Melanoma is the most aggressive skin cancer, characterized by remarkable cancer cell plasticity, contributing to intra-tumoral heterogeneity and therapeutic resistance. NRAS-mutant melanoma remains a clinical problem, particularly in patients who do not respond to immunotherapies. As a second-line option, MEK inhibitors as single agents fail to provide a significant overall survival benefit. Therefore, there is an unmet need for new therapeutic strategies to improve the management of NRAS-mutant melanoma. Here we assessed in vitro and in vivo the response of NRAS-mutant melanoma cells to RMC-6236, a novel non-covalent inhibitor of both oncogenic and wild type RAS isoforms currently undergoing clinical investigation in various cancers.

Loss-of-function approaches using RMC-6236, IAG933 (a YAP-TEAD interaction inhibitor), or siRNAs were employed to evaluate the impact of NRAS inhibition on phenotypic adaptation (RNA-seq, RT-qPCR, western blot analyses) as well as cell proliferation and survival (colony formation assay, flow cytometry) in human and murine NRAS-mutant cell line models. A murine and human melanoma models using MaNRAS and C8161 cells grafted into syngeneic C57BL/6 and xenograft NSG mice was used to assess the effect of RMC-6236 or/and IAG933 on tumor growth and mouse survival.

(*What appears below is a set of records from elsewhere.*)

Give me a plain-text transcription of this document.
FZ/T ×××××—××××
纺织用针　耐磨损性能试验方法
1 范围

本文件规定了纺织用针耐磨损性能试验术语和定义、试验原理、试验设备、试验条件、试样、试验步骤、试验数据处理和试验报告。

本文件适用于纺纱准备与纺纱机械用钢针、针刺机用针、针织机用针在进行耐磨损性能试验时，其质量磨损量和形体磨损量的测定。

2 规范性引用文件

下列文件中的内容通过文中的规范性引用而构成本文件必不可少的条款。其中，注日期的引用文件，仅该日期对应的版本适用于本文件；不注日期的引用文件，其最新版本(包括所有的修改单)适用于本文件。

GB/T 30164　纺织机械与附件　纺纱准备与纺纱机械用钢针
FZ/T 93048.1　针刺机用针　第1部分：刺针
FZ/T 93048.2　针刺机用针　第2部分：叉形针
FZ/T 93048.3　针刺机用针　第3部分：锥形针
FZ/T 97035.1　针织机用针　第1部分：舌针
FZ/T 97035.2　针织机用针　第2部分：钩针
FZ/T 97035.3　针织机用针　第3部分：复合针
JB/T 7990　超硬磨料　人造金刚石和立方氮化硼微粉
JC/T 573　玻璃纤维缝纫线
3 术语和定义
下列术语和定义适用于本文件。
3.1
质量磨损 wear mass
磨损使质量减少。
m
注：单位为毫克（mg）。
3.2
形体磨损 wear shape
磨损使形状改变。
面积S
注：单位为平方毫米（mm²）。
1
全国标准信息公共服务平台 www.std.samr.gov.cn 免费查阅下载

Our transcriptomic and proteomic analyses revealed that the anti-proliferative effect of RMC-6236 on NRAS-mutant melanoma cell lines is characterized by a phenotypic transition towards a less differentiated state, with increased expression of mesenchymal and extracellular matrix remodeling markers, along with the activation of a YAP-driven transcriptional signature and focal adhesion kinase (FAK) signaling. In vivo RMC-6236 slowed tumor growth and improved mouse survival. Melanoma cells treated with RMC-6236 in vivo exhibited reduced pigmentation and expressed mesenchymal and neural crest stem cell markers and YAP-target genes. The combination of RMC-6236 and IAG933 in vitro synergistically reduced proliferation, prevented phenotypic transition, and induced apoptosis in NRAS-mutant cells. In vivo the IAG933 significantly improve the efficacy of RMC-6236 and improved mouse survival. These findings suggest that YAP-TEAD pathway inhibition by IAG933 targets the adaptive response induced by RMC-6236 and enhances treatment efficacy in vitro and in vivo.

NRAS inhibition in melanoma cells induces a mesenchymal phenotypic transition linked to YAP pathway activation. YAP/TEAD inhibition can overcome resistance to NRAS inhibition by preventing adaptive phenotype switching and inducing tumor cell death. This work provides a scientific rationale for treating NRAS-mutant melanomas with a combination of RAS and YAP-TEAD inhibitors.